Hehe.. very random.. but thats nice coz i've been reading too much "heavy stuff" of late!
Happy new yr! :-)
did you ever think about all the smokers..
they would either never be able to sleep(hibernate)
or they would need smoke breaks from sleep
or they would magickally have all quit smoking by the time they woke up
i like none of the above options id rather not sleep unless my body begs begs and pleads me to with a gun on my skull threatening to splatter paint the white walls behind me if i din't
and about couple beds -- u have taken this bodily function to a purely different mechanical dimension, so much for porn it would be outta business.
this is ironic..
while i was talking to you
i spotted a hibernating lizard behind the tube in my room
and i know its sleeping and not dead cus i tried to poke around with a pain brush and it just snubbed me with a "oh will u please fuck off and lemme sleep" kinda grunt..
>gg: haha didn't really think of anon's comment like that till you pointed it out and yes! it does sound like anon's pushing!
>ruchika: great:) glad that pointlessness has a point! please come by antime the "heavy" stuff gets too much. i pretty much have like 1 serious thought per 20
happy new year!
>moksha: i said this before, ou should be writing scripts for movies - "splatter paint the white walls" is awesome!

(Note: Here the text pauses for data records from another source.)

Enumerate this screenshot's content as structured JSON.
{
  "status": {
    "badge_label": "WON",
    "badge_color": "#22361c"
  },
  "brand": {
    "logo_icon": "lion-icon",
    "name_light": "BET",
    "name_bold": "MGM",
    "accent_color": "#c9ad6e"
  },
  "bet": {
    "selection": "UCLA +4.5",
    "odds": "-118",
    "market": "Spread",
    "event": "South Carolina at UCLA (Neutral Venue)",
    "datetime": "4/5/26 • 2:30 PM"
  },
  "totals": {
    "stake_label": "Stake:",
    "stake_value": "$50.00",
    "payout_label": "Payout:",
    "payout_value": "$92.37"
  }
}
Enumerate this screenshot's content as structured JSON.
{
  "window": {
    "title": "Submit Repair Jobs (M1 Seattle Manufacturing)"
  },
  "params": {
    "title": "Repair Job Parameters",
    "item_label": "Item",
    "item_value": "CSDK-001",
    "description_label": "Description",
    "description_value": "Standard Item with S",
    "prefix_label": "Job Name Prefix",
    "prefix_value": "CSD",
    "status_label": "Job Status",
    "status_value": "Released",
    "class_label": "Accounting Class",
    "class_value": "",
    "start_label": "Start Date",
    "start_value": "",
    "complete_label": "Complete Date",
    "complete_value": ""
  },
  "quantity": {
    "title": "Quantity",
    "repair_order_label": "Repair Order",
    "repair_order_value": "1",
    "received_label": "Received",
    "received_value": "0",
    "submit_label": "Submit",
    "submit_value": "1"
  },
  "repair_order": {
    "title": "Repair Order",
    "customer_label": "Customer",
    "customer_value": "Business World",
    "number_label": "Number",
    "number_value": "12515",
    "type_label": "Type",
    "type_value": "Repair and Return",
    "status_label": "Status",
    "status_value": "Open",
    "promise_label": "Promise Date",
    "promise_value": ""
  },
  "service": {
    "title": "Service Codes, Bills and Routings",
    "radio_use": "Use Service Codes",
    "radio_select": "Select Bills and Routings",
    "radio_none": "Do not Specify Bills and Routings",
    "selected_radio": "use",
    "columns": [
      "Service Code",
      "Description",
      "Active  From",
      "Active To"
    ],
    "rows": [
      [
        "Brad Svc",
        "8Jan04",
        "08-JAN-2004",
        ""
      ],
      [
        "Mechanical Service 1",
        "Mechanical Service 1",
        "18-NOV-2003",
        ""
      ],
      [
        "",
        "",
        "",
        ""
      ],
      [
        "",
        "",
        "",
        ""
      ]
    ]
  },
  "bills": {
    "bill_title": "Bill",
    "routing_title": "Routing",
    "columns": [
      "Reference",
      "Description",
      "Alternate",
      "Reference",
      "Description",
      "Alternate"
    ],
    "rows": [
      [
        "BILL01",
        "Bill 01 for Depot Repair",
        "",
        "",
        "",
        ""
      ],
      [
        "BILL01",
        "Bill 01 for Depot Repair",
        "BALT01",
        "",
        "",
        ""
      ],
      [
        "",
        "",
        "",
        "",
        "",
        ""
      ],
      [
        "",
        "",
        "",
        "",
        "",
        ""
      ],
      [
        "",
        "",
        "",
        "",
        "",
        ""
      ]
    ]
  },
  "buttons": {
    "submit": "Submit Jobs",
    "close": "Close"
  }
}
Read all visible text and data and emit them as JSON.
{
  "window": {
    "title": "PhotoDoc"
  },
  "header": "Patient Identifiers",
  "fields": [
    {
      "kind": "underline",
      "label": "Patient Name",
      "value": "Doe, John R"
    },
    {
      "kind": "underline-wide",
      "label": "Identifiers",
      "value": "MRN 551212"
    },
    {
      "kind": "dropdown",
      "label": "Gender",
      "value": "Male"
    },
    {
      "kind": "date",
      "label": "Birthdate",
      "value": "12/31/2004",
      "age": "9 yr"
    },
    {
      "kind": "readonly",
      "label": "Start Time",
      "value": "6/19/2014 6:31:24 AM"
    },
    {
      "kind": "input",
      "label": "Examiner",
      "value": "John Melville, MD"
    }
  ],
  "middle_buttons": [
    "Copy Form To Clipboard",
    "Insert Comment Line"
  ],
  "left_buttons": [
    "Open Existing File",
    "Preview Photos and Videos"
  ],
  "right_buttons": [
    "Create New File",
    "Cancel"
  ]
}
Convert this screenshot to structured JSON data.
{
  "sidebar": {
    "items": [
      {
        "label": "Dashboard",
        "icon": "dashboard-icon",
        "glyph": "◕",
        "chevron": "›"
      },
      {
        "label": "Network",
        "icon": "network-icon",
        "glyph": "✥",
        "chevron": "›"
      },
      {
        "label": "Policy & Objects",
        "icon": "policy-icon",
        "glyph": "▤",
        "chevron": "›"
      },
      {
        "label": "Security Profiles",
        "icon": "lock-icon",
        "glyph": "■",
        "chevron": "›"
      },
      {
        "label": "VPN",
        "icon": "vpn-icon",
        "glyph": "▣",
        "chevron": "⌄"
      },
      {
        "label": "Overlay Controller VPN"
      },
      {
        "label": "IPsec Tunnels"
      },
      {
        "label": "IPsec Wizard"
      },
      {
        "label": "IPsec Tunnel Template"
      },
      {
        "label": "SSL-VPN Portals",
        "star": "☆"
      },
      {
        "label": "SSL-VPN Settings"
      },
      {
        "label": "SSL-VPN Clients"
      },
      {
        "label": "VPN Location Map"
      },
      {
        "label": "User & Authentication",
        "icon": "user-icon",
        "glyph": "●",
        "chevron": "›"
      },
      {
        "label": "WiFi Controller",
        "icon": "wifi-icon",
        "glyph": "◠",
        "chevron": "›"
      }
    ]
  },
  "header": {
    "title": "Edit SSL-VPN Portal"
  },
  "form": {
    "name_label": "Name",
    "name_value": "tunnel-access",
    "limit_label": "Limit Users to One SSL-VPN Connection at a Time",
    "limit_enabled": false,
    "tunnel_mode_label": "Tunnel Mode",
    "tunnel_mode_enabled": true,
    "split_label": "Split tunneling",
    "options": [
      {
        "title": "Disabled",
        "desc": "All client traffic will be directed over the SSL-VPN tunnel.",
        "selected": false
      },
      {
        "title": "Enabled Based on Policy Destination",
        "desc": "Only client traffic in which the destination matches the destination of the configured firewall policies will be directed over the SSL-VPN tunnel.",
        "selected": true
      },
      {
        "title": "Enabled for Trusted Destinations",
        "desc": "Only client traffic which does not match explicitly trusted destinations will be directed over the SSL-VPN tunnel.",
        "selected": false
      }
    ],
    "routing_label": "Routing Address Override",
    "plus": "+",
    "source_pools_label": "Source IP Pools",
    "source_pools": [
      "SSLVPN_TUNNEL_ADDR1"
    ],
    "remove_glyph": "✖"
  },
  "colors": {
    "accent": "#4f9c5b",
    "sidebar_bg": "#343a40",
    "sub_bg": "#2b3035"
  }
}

and just to clarify, by bodily functions, i mean the dirty necessities! the porn business, im assuming, will boom with a vengeance in spring!!
it's funny how when i came to the point where you said the room should have some sort of music system in my head i thought....and a massager. ad the very next thing you insist it must have is a massager! :)
it would be awful thought. because bears in temperate climates hibernate which means that if humans too hibernated then it wouldn't be all humans. then the humans who're slaving away while a section of humanity slumbers would resent them for it. and the ones who were blissfully asleep will resent the ones who weren't for getting on with their lives in the meantime.
this off wikipedia
In October 2006, a Japanese man, Mitsutaka Uchikoshi, was believed to have been in a "denning"-like state for three weeks. He had fallen asleep on a snowy mountain and claimed he had only woken up after being discovered 23 days later; doctors who treated him believed his temperature had fallen to 22 °C (71 °F) during that period.
apparently the term for summer hibernation is estivation. why would you miss out on summer? or winter? no no no
>hedonistic: true! who would want to hibernate at all actually! life's too short and filled with too much potential to sleep away..i mean, if i was a bear, and my life consisted of eating raw fish, finding a mate as part of an endless boring schedule, and avoiding getting extinct cos of poachers, i'd probably look forward to a season long snooze no?